Member of the Canadian Parliament for Mississauga West
- In office 2 June 1997 – 28 June 2004
- Preceded by: Carolyn Parrish
- Succeeded by: District abolished

Member of the Legislative Assembly of Ontario
- In office 1987–1995
- Preceded by: First member
- Succeeded by: Rob Sampson
- Constituency: Mississauga West

Personal details
- Born: Steven W. Mahoney 18 July 1947 (age 78) Sault Ste. Marie, Ontario, Canada
- Party: Liberal
- Other political affiliations: Ontario Liberal Party

= Steve Mahoney =

Canadian politician (born 1947)

Steven W. Mahoney, (born 18 July 1947) is a Canadian politician. He was a member of the Legislative Assembly of Ontario from 1987 to 1995, and a member of the House of Commons of Canada from 1997 to 2004. In the latter capacity, he served for eight months as a minor cabinet minister in the government of Jean Chrétien. Mahoney is a member of the Liberal Party.

==Background==
Mahoney was educated at Richview Collegiate in Etobicoke, Toronto. From 1978 to 1987, he served as a councillor on the Mississauga City Council and the Regional Council of Peel.

==Provincial politics==
Mahoney was first elected to the Ontario legislature in the 1987 provincial election, defeating his closest opponent by over 14,000 votes in the newly created riding of Mississauga West. For the next three years, he served as a backbench Member of Provincial Parliament (MPP) supporting the government of David Peterson.

The Liberals lost the 1990 provincial election, though Mahoney was re-elected without difficulty and became Chief Opposition Whip.
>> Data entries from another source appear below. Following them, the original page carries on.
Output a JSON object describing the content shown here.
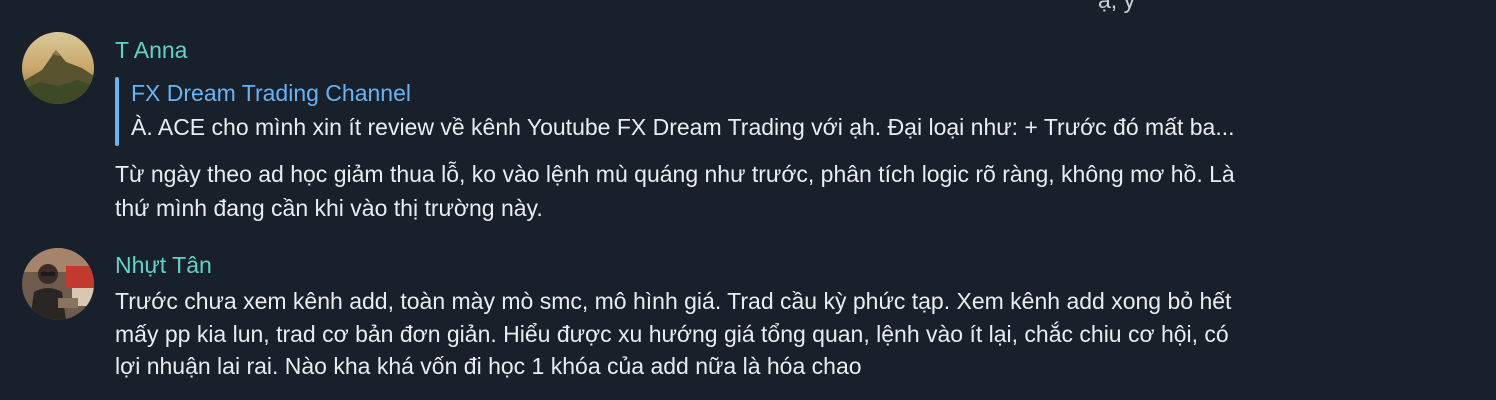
{
  "top_fragment": "ạ, y",
  "messages": [
    {
      "sender": "T Anna",
      "reply": {
        "title": "FX Dream Trading Channel",
        "text": "À. ACE cho mình xin ít review về kênh Youtube FX Dream Trading với ạh.  Đại loại như:  + Trước đó mất ba..."
      },
      "lines": [
        "Từ ngày theo ad học giảm thua lỗ, ko vào lệnh mù quáng như trước, phân tích logic rõ ràng, không mơ hồ. Là",
        "thứ mình đang cần khi vào thị trường này."
      ]
    },
    {
      "sender": "Nhựt Tân",
      "lines": [
        "Trước chưa xem kênh add, toàn mày mò smc, mô hình giá. Trad cầu kỳ phức tạp. Xem kênh add xong bỏ hết",
        "mấy pp kia lun, trad cơ bản đơn giản. Hiểu được xu hướng giá tổng quan, lệnh vào ít lại, chắc chiu cơ hội, có",
        "lợi nhuận lai rai. Nào kha khá vốn đi học 1 khóa của add nữa là hóa chao"
      ]
    }
  ],
  "colors": {
    "background": "#17202b",
    "sender_name": "#63d3c8",
    "reply_accent": "#6ab3f3",
    "text": "#e9edf1"
  }
}
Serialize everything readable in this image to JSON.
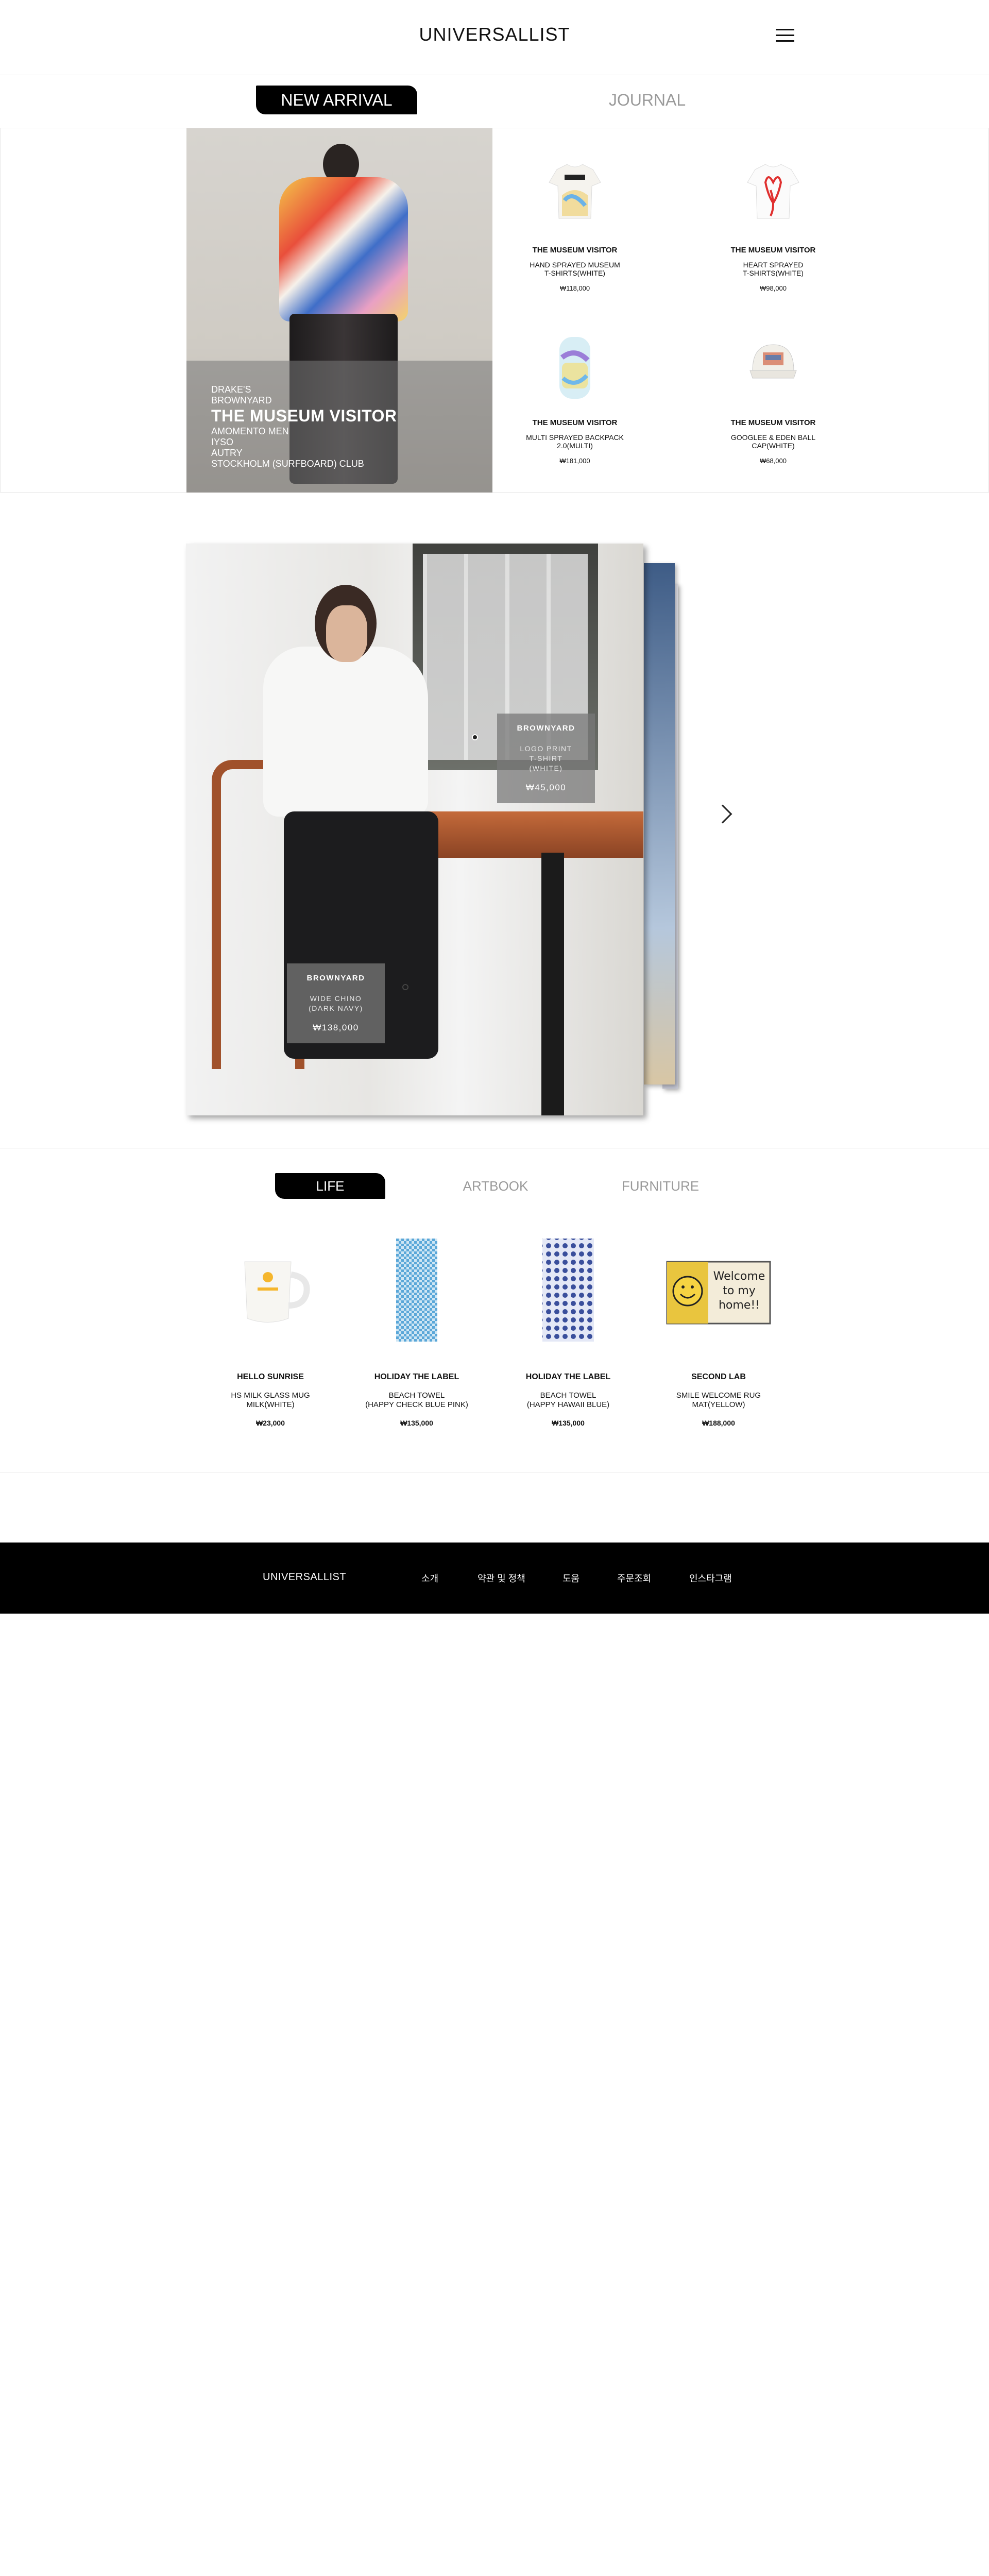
{
  "header": {
    "logo": "UNIVERSALLIST"
  },
  "tabs_top": [
    {
      "label": "NEW ARRIVAL",
      "active": true
    },
    {
      "label": "JOURNAL",
      "active": false
    }
  ],
  "hero": {
    "brand_lines": [
      "DRAKE'S",
      "BROWNYARD"
    ],
    "title": "THE MUSEUM VISITOR",
    "more_brands": [
      "AMOMENTO MEN",
      "IYSO",
      "AUTRY",
      "STOCKHOLM (SURFBOARD) CLUB"
    ]
  },
  "new_arrivals": [
    {
      "brand": "THE MUSEUM VISITOR",
      "name_lines": [
        "HAND SPRAYED MUSEUM",
        "T-SHIRTS(WHITE)"
      ],
      "price": "₩118,000"
    },
    {
      "brand": "THE MUSEUM VISITOR",
      "name_lines": [
        "HEART SPRAYED",
        "T-SHIRTS(WHITE)"
      ],
      "price": "₩98,000"
    },
    {
      "brand": "THE MUSEUM VISITOR",
      "name_lines": [
        "MULTI SPRAYED BACKPACK",
        "2.0(MULTI)"
      ],
      "price": "₩181,000"
    },
    {
      "brand": "THE MUSEUM VISITOR",
      "name_lines": [
        "GOOGLEE & EDEN BALL",
        "CAP(WHITE)"
      ],
      "price": "₩68,000"
    }
  ],
  "lookbook": {
    "tags": [
      {
        "brand": "BROWNYARD",
        "name_lines": [
          "LOGO PRINT",
          "T-SHIRT",
          "(WHITE)"
        ],
        "price": "₩45,000"
      },
      {
        "brand": "BROWNYARD",
        "name_lines": [
          "WIDE CHINO",
          "(DARK NAVY)"
        ],
        "price": "₩138,000"
      }
    ]
  },
  "tabs_bottom": [
    {
      "label": "LIFE",
      "active": true
    },
    {
      "label": "ARTBOOK",
      "active": false
    },
    {
      "label": "FURNITURE",
      "active": false
    }
  ],
  "life_products": [
    {
      "brand": "HELLO SUNRISE",
      "name_lines": [
        "HS MILK GLASS MUG",
        "MILK(WHITE)"
      ],
      "price": "₩23,000"
    },
    {
      "brand": "HOLIDAY THE LABEL",
      "name_lines": [
        "BEACH TOWEL",
        "(HAPPY CHECK BLUE PINK)"
      ],
      "price": "₩135,000"
    },
    {
      "brand": "HOLIDAY THE LABEL",
      "name_lines": [
        "BEACH TOWEL",
        "(HAPPY HAWAII BLUE)"
      ],
      "price": "₩135,000"
    },
    {
      "brand": "SECOND LAB",
      "name_lines": [
        "SMILE WELCOME RUG",
        "MAT(YELLOW)"
      ],
      "price": "₩188,000",
      "rug_text": [
        "Welcome",
        "to my",
        "home!!"
      ]
    }
  ],
  "footer": {
    "logo": "UNIVERSALLIST",
    "links": [
      "소개",
      "약관 및 정책",
      "도움",
      "주문조회",
      "인스타그램"
    ]
  }
}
He ran for the leadership of the Ontario Liberal Party in 1992, although he had only a minimal support base within the party. Most political observers believed he was attempting to increase his public profile, to be assured of a cabinet position when the Liberals returned to power. He was generally regarded as being on the right wing of the party during this campaign.

Mahoney placed fifth out of six candidates on the first ballot of the convention. He withdrew from the contest after the second ballot, and endorsed Lyn McLeod. (This support was pivotal to McLeod's victory on the fifth ballot, as she defeated runner-up Murray Elston by only nine votes.)

==Federal politics==
The Progressive Conservative Party won a majority government in the 1995 election and Mahoney was narrowly defeated in Mississauga West by PC candidate Rob Sampson. He switched to federal politics two years later, and was easily elected to the Canadian House of Commons for Mississauga West in the 1997 federal election, defeating his nearest opponent by over 21,000 votes. He scored an equally easy victory in the 2000 federal election.

Mahoney supported Paul Martin in the 1990 federal Liberal leadership convention, but subsequently opposed efforts by other Martin supporters to remove Jean Chrétien from the leadership position. During his time in parliament, he was considered a Chrétien loyalist. On 11 April 2003 Chrétien appointed Mahoney Secretary of State for selected Crown Corporations. His primary responsibility was the Canadian Mortgage and Housing Corporation, and he was generally regarded as minister responsible for affordable housing. Mahoney was demoted to the backbenches again when Paul Martin became Prime Minister of Canada on 11 December 2003.

As a result of redistribution, Mahoney was forced to run against fellow Liberal Member of Parliament Carolyn Parrish for the Liberal nomination in Mississauga—Erindale in the 2004 federal election. Parrish was often criticized in the Canadian media for making statements that were interpreted as anti-American, while Mahoney frequently condemned anti-American rhetoric during his time in the Commons. On 27 February 2003, he ended one spoken-word intervention by yelling "God Bless America".

Parrish defeated Mahoney for the nomination, 2,165 votes to 1,925. After losing the contest, Mahoney told reporters that Parrish was "so low in the gutter that it's a shame that she's standing to represent the Liberal party".

==Later life==
In 2006, Mahoney was appointed Chair of the Workplace Safety and Insurance Board of Ontario. He announced his retirement in March 2012, and Elizabeth Witmer was appointed as his successor.

On 17 March 2014, Mahoney announced his candidacy to replace the retiring long-serving Mayor of Mississauga, Hazel McCallion, in the 2014 municipal elections. He placed second in the election, losing to former MP and City Councillor Bonnie Crombie.